Athletica Vaticana: mons. Sánchez de Toca (presidente), “realtà partita dal basso”. “Al lavoro per dare forma giuridica a rapporto con Cio”

(Foto Siciliani-Gennari/SIR)

“Athletica Vaticana non è la prima realtà sportiva nata in Vaticano – c’è già il precedente del Saint-Peter Cricket Club – ma la prima associazione sportiva costituitasi ufficialmente in Vaticano, segno dell’interessamento della Chiesa e della Santa Sede per lo sport che ha trovato espressione nel primo documento sullo sport ‘Dare il meglio di sé’ pubblicato lo scorso ottobre dal Dicastero laici, famiglia vita”. Esordisce così mons.
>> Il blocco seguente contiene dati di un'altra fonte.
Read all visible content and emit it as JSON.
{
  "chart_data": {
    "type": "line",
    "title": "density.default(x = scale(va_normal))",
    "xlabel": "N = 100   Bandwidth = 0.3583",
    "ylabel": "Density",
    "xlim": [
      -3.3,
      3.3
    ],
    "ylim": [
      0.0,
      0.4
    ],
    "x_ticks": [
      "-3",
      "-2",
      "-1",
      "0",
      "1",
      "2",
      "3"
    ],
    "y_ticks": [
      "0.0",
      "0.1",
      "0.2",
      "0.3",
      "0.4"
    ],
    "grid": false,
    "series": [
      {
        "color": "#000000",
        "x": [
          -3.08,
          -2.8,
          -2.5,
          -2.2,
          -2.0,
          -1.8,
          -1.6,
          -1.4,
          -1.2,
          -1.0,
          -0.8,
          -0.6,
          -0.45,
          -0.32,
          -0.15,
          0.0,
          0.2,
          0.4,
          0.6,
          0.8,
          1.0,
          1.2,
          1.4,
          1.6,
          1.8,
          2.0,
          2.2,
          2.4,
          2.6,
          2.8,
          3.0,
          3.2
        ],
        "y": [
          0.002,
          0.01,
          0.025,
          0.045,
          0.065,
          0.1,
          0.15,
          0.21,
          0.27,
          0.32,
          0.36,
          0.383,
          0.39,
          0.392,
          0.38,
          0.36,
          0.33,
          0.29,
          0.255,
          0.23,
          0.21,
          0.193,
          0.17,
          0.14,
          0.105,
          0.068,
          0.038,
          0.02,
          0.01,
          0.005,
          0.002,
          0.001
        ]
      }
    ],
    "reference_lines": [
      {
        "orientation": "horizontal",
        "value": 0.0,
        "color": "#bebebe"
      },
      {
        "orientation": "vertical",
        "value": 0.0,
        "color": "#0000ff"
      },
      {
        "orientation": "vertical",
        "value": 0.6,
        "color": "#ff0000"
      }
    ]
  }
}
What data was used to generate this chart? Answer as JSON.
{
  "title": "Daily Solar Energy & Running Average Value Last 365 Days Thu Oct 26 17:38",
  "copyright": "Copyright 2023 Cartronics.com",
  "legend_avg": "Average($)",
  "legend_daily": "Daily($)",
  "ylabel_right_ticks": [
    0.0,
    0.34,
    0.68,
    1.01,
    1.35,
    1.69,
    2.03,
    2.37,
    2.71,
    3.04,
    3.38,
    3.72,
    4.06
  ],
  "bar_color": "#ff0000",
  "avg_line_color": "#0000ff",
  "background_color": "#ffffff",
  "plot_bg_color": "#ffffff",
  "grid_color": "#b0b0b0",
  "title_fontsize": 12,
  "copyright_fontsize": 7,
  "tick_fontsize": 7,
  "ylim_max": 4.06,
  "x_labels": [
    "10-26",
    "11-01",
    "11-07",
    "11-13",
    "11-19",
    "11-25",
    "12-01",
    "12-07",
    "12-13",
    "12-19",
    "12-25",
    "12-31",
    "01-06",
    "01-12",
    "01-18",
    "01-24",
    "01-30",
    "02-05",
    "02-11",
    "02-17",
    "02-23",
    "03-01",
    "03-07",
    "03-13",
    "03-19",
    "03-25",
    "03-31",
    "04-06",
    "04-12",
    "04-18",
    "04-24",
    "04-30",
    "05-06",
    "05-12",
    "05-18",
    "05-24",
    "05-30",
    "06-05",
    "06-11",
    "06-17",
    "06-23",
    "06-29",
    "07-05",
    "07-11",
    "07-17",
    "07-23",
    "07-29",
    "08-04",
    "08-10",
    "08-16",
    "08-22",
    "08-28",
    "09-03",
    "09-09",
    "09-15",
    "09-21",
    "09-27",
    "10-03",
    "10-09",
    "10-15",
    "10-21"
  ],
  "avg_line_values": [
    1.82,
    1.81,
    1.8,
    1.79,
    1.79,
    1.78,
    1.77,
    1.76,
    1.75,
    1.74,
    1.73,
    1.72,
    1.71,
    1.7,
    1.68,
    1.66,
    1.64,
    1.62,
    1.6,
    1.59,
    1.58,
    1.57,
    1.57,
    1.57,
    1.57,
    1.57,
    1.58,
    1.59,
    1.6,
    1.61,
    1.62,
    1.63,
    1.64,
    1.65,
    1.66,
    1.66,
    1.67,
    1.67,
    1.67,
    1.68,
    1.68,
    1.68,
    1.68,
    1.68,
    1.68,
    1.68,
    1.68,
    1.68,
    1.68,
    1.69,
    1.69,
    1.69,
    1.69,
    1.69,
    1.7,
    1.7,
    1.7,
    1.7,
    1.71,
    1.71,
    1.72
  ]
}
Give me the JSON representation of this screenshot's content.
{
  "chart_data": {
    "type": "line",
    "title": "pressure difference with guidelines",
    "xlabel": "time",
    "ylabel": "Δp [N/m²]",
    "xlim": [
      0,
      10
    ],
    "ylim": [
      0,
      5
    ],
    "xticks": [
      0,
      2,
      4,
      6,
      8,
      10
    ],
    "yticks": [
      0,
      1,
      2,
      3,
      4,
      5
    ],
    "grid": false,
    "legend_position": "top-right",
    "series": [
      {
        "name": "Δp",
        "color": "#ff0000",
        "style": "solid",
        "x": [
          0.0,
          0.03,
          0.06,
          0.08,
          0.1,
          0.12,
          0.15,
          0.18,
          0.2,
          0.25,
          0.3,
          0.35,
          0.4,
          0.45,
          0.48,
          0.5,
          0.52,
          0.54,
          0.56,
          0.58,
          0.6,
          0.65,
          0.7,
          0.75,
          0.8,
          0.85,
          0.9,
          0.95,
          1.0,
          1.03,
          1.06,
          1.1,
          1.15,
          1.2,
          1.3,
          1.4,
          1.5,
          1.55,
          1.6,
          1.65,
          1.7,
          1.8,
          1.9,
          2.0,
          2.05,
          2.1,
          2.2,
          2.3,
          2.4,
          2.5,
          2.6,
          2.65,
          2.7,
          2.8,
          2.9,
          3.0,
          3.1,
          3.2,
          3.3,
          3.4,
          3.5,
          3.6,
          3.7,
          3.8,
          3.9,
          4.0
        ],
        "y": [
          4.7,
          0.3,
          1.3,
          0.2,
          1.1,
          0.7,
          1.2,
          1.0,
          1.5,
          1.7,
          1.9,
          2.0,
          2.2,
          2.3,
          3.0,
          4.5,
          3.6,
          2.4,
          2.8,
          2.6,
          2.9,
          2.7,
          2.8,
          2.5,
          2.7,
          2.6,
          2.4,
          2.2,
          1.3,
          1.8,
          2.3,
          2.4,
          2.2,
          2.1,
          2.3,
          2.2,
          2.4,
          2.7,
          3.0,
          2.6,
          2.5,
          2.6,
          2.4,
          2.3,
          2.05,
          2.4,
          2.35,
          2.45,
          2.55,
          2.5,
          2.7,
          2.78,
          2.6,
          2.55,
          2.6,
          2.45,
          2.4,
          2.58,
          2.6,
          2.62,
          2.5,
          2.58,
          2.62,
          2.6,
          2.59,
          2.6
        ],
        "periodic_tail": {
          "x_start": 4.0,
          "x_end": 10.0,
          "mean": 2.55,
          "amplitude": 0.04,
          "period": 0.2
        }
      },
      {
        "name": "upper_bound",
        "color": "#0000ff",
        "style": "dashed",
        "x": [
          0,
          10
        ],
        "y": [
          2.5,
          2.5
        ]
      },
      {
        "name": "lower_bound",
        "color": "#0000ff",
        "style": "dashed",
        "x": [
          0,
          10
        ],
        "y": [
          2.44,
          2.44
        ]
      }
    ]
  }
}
Melchor José Sánchez de Toca y Alameda, sotto-segretario del Pontificio Consiglio della cultura e presidente della neonata associazione sportiva presentata oggi in Sala stampa vaticana. Athletica Vaticana, spiega, è il frutto di “un piccolo capolavoro di ingegneria canonistico-civilistico-sportiva” perché si trattava di creare “un ente vaticano che potesse tuttavia competere in Italia e all’estero. La formula è stata la creazione di un’associazione di fedeli, ossia un’iniziativa nata dal basso, successivamente riconosciuta dalla Segreteria di Stato, dunque un ente canonico”. Oggi, “l’intesa bilaterale firmata tra Santa Sede e Coni permette ad Athletica Vaticana, e agli altri enti che in futuro saranno creati, di essere riconosciuti in Italia per potersi affiliare alla disciplina corrispondente, per Athletica Vaticana la Fidal”. La Santa Sede, spiega rispondendo ai giornalisti, “è osservatore permanente delle principali organizzazioni internazionali. Nel caso delle Olimpiadi il nostro sogno è vedere la bandiera del Vaticano sfilare in apertura dei Giochi” ma “non è un obiettivo a breve e medio termine. Punterei piuttosto a partecipare ad eventi che hanno grande valenza simbolica e culturale come i Giochi dei Piccoli Stati europei (Paesi con meno di un milione di abitanti) oppure ai Giochi del Mediterraneo che hanno anche una forte dimensione di dialogo interculturale e interreligioso”. Mons. Sánchez de Toca richiama infine il valore dell’inclusione delle persone con disabilità attraverso la pratica sportiva. Di qui il protocollo d’intesa siglato con la Fispes lo scorso dicembre in virtù del quale alcuni atleti con disabilità potranno indossare la maglietta bianco-gialla come “membri onorari”. Una collaborazione sportiva e culturale che si amplierà a breve con il coinvolgimento del Comitato italiano parilimpico con il quale, annuncia Sánchez de Toca, “stiamo lavorando per siglare un accordo”. “Stiamo lavorando – conclude – anche per dare forma giuridica ai rapporti tra Santa Sede e Comitato olimpico internazionale”.